東京都は羽田アクセス線を「優先的に建設されるべき路線」と評価した。羽田空港への時間短縮の便益を評価し、特に効果が期待できると判断したからだ。事業主体が明確なこと、都の費用負担が相対的に軽いことも判断材料となったのだろう。
羽田と成田、直結の意義は
この10年で、成田と羽田を取り巻く環境も変わった。
成田の国際線客は2693万人、羽田は1059万人(2014年)、と利用者の差は縮まってきている。とはいえ、成田の利用者が減ったわけではない。

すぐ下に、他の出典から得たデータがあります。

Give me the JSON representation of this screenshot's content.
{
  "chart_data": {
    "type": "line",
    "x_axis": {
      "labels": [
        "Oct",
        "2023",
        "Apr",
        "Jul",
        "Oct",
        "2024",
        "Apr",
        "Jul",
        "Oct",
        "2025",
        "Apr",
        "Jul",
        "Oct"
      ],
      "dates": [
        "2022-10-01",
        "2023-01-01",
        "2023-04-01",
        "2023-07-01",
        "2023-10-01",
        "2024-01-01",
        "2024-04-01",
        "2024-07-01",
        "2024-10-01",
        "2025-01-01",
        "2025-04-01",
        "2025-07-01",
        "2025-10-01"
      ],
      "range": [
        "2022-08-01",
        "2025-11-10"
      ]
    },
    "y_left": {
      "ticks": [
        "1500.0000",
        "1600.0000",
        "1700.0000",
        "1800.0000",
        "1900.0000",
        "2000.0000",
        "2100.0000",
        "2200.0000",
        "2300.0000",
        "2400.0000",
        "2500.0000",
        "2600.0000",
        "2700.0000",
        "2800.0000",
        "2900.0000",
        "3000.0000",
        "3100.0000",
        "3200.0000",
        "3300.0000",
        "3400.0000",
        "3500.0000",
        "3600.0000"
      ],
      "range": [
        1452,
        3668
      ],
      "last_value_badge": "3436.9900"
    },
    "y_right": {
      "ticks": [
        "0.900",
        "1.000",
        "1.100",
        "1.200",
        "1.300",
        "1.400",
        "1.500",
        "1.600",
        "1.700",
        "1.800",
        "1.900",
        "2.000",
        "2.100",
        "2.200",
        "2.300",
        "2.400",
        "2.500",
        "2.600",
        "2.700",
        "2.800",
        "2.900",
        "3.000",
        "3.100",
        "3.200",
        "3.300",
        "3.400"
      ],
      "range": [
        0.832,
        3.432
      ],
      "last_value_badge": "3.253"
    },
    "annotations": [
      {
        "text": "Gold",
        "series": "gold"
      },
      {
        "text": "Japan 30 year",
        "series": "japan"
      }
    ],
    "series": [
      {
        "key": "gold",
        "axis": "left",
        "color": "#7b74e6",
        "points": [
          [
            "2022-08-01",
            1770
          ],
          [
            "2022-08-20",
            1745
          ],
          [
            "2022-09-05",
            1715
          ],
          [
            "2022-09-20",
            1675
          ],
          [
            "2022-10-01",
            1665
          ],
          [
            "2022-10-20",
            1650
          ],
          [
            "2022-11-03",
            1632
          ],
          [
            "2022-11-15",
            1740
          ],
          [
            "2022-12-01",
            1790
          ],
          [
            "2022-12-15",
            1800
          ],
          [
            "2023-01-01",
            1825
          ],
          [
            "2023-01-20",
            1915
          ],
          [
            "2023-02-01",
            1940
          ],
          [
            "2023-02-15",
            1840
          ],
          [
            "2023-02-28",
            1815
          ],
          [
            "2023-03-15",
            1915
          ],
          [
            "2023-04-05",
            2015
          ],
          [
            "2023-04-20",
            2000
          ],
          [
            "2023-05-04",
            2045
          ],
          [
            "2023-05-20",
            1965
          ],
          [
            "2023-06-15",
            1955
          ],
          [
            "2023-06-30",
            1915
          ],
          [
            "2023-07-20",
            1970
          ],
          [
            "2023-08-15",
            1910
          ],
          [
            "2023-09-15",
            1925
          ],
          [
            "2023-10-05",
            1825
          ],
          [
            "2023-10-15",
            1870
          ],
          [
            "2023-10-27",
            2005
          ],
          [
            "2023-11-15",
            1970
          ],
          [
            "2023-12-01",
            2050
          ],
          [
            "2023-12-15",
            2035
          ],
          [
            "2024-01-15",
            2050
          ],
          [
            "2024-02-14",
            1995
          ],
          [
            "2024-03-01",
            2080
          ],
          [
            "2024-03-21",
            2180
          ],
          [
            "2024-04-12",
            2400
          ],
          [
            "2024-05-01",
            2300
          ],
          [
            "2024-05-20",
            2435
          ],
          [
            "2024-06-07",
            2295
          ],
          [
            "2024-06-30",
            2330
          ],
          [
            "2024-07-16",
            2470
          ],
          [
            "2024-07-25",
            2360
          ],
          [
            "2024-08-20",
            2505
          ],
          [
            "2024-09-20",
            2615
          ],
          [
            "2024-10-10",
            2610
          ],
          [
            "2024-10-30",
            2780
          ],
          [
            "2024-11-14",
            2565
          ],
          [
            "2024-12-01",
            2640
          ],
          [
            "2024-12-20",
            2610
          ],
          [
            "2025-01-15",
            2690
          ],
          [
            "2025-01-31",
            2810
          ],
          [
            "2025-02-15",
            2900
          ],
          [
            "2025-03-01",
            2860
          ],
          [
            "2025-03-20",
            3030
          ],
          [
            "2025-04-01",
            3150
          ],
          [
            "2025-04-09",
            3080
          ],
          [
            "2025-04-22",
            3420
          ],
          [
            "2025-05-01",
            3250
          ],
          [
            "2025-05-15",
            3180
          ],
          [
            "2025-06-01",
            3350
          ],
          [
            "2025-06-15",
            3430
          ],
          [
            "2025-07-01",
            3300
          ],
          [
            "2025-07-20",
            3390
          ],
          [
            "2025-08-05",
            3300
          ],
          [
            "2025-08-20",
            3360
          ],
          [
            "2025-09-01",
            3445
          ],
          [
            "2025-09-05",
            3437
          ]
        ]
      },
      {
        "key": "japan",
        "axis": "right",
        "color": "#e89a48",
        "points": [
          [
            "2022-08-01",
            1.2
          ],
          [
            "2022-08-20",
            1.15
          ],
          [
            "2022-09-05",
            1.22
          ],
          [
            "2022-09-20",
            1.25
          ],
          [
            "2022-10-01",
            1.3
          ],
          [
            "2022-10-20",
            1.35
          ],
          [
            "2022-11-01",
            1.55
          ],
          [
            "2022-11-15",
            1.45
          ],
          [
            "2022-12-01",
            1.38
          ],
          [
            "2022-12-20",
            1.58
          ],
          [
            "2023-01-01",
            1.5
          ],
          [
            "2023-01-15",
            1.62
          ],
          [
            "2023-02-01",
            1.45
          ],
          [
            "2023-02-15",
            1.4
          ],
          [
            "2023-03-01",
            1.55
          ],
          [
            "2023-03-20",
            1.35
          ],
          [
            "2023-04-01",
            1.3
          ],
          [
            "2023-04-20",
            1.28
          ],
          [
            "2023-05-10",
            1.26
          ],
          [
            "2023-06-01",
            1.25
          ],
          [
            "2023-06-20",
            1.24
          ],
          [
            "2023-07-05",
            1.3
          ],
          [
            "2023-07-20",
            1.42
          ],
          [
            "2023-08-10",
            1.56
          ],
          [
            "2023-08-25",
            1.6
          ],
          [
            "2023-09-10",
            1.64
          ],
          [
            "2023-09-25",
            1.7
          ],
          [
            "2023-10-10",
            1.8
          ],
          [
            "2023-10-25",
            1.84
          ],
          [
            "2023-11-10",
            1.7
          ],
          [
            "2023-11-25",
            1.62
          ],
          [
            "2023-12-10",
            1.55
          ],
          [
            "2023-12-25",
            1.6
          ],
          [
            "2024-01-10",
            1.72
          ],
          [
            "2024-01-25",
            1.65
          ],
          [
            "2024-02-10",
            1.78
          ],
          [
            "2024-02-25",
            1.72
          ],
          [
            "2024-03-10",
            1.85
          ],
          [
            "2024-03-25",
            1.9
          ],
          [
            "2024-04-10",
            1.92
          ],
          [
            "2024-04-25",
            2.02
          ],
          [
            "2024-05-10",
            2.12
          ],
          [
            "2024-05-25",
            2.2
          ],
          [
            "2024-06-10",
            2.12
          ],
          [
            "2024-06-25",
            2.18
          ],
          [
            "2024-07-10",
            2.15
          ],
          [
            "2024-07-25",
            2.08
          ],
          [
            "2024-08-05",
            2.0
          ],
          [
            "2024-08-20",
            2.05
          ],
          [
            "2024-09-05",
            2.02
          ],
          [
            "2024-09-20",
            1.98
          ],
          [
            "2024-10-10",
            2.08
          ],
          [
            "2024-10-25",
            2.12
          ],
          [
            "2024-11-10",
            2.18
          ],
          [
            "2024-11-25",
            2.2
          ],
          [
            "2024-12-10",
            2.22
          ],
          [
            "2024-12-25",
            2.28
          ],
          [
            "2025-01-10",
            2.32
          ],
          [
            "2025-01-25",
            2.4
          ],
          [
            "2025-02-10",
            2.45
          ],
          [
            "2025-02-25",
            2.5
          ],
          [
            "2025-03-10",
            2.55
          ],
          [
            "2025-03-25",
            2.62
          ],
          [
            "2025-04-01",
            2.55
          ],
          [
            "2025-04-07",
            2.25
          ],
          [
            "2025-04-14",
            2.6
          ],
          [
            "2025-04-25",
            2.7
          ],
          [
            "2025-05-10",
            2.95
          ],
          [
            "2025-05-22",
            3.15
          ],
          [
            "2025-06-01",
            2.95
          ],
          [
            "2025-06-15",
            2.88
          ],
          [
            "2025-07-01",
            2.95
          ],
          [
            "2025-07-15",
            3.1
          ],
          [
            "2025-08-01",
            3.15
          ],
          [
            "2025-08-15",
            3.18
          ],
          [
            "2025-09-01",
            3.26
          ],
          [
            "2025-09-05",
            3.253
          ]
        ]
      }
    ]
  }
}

国内線や格安航空会社LCCの割合が増え、2015年には総旅客数3733万人と過去最大を記録している。
近年、成田アクセスで注目されているのは格安バスだ。京成高速バスやJRバスなどが東京駅~成田空港間を所要1時間程度(片道900~1000円)で頻発している。JRの「成田エクスプレス」(50分)より割安感はある。逆に鉄道輸送全体のシェアは落ち込んでいる。
成田と羽田を結ぶ需要はどうか。現在、リムジンバスが1日42本、1時間15分で結んでいる。都心直結線だと1時間弱になる。運賃が安ければ、便利になるのかもしれない。
ただ、成田の国内線、羽田の国際線の発着が増加し、それぞれで国際線と国内線を乗り継ぐ機会が増えている。そのような情勢下で、あえて羽田と成田を結ぶ鉄道を敷設する意義はなんなのか。両空港を移動する利用は増えるのか。東京駅の西側の「新東京駅」を拠点とする発想が本当に必要なのか。
京成電鉄が審議会のヒアリングで「確度の高い航空需要予測等が反映された実現性の高い予測を行うべき」と指摘したように、結論ありきで建設を推し進めるのではなく、丁寧な議論が必要だろう。
交通政策審議会の答申がどのように新線整備の優先度を示すのか。新たな整備スキームを示すことができるのか。その発表が待ち遠しい。